Clinically, HSPs can be divided into the pure and complex form. Pure HSPs are characterized by slowly progressive lower extremity spasticity and weakness, often associated with urinary disturbances, and deep sensory abnormalities (reduction of lower extremity vibration sense). Complex forms of HSP forms are characterized by the presence of additional neurological or non-neurological features. Neurological features may include cerebellar dysfunction (ataxia, nystagmus, tremor), axonal or demyelinating peripheral neuropathy (sensory and/or motor disturbances), cognitive impairment (dysexecutive syndrome, dementia), sensory impairment (optic, auditive neuropathy), epilepsy, myopathic features (ptosis, opthalmoparesis), extrapyramidal features (Parkinsonism, chorea, dystonia), psychiatric disturbances, and brain and spine imaging abnormalities (brain white matter alterations, thin corpus callosum, brain iron accumulation, cerebellar atrophy) which may be suggestive of a genetic subtype. Non-neurological manifestations may include ophthalmological abnormalities (cataracts, retinitis pigmentosa, macular degeneration), and orthopedic abnormalities (scoliosis, joint dislocation, and different foot deformities).

Etiology

The disease is due to the dysfunction of the upper motor neurons of the corticospinal tract. To date, more than 80 genes have been linked. The encoded proteins are involved in many processes, including axonal transport, myelination, endo-membrane trafficking, mitochondria functions, complex lipid and nucleotide metabolism. The most common causative genes include SPAST (2p22.3), ATL1 (14q22.1), REEP1 (2p11.2) and KIF5A (12q.13.3)SPG7 (16q24.3), SPG11 (15q21.1), and CYP7B1 (8q12.3) for autosomal recessive HSP. However, a significant number of patients are without a genetic diagnosis after systematic testing.

Diagnostic methods

Diagnosis is based on the clinical symptoms, neurological examination, progressive course of the disease, biomarker dosages, brain and spine MRI, family history, molecular genetic testing, and exclusion of the differential diagnoses.

Differential diagnosis

Differential diagnosis includes multiple sclerosis, spinal vascular abnormality, vitamin B12 deficiency, HTLVI infection, primary lateral sclerosis, diplegic cerebral palsy, metabolic genetic diseases (dopa-responsive dystonia, leukodystrophies, brain metal accumulation disorders).

Antenatal diagnosis

Genetic testing is possible where a mutation has previously been identified in a family.

Genetic counseling

Patterns of inheritance include mostly autosomal dominant and autosomal recessive, and rarely X-linked and mitochondrial.

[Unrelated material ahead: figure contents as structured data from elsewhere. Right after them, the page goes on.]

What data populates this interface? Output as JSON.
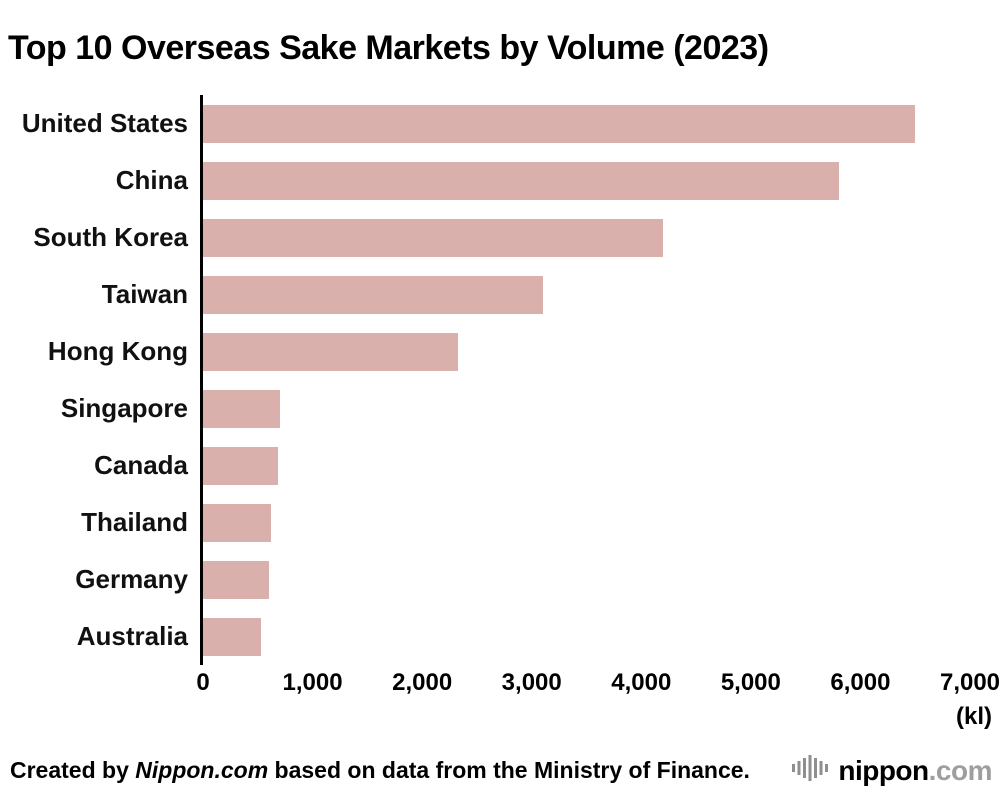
{
  "title": "Top 10 Overseas Sake Markets by Volume (2023)",
  "chart_data": {
    "type": "bar",
    "orientation": "horizontal",
    "title": "Top 10 Overseas Sake Markets by Volume (2023)",
    "categories": [
      "United States",
      "China",
      "South Korea",
      "Taiwan",
      "Hong Kong",
      "Singapore",
      "Canada",
      "Thailand",
      "Germany",
      "Australia"
    ],
    "values": [
      6500,
      5800,
      4200,
      3100,
      2330,
      700,
      680,
      620,
      600,
      530
    ],
    "xlim": [
      0,
      7000
    ],
    "xticks": [
      "0",
      "1,000",
      "2,000",
      "3,000",
      "4,000",
      "5,000",
      "6,000",
      "7,000"
    ],
    "unit_label": "(kl)",
    "xlabel": "(kl)",
    "ylabel": "",
    "grid": "off",
    "legend": "none",
    "bar_color": "#d9b0ab",
    "axis_color": "#000000"
  },
  "footer": {
    "credit_prefix": "Created by ",
    "credit_source": "Nippon.com",
    "credit_suffix": " based on data from the Ministry of Finance.",
    "logo_icon": "waveform-icon",
    "logo_name": "nippon",
    "logo_com": ".com"
  }
}
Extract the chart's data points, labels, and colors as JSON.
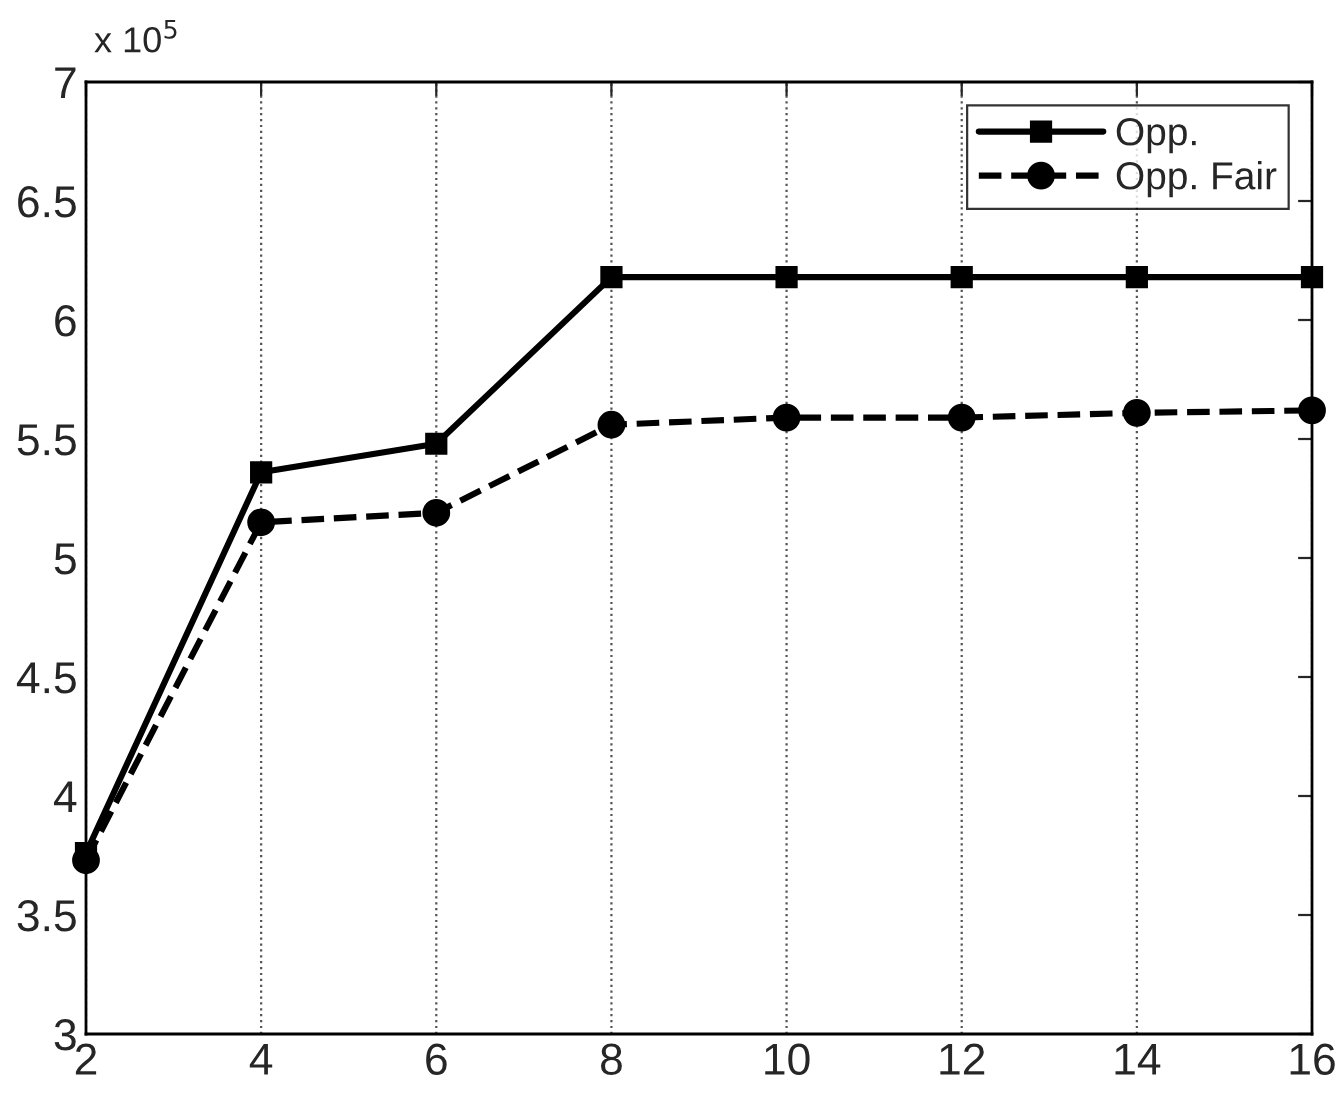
{
  "chart_data": {
    "type": "line",
    "x": [
      2,
      4,
      6,
      8,
      10,
      12,
      14,
      16
    ],
    "series": [
      {
        "name": "Opp.",
        "color": "#000000",
        "marker": "square",
        "line_style": "solid",
        "values": [
          3.76,
          5.36,
          5.48,
          6.18,
          6.18,
          6.18,
          6.18,
          6.18
        ]
      },
      {
        "name": "Opp. Fair",
        "color": "#000000",
        "marker": "circle",
        "line_style": "dashed",
        "values": [
          3.73,
          5.15,
          5.19,
          5.56,
          5.59,
          5.59,
          5.61,
          5.62
        ]
      }
    ],
    "xlim": [
      2,
      16
    ],
    "xticks": [
      2,
      4,
      6,
      8,
      10,
      12,
      14,
      16
    ],
    "ylim": [
      3,
      7
    ],
    "yticks": [
      3,
      3.5,
      4,
      4.5,
      5,
      5.5,
      6,
      6.5,
      7
    ],
    "grid": "x",
    "legend": "top right",
    "annotations": [
      "x 10$^{5}$"
    ]
  }
}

In addition, multiple recessive and dominant forms exist for the genes KIF1C (17p13.2), REEP2 (5q31.2), ALDH18A1 (10q24.1), ERLIN2 (8p11.23). SPAST (2p22.3), ATL1 (14q22.1), REEP1 (2p11.2) are usually associated with the pure form, autosomal recessive forms often lead to more complicated phenotypes, while some genes are associated with both phenotypes. High intrafamilial variability and incomplete penetrance are frequent.

Management and treatment

Management is symptomatic with physiotherapy, anti-spasticity drugs (baclofen, tizanidine, diazepam, botulinum toxin), and orthoses.

Prognosis

Prognosis depends on the phenotype (pure/complex form), genotype, and is highly variable due to incomplete penetrance and variable gene expression.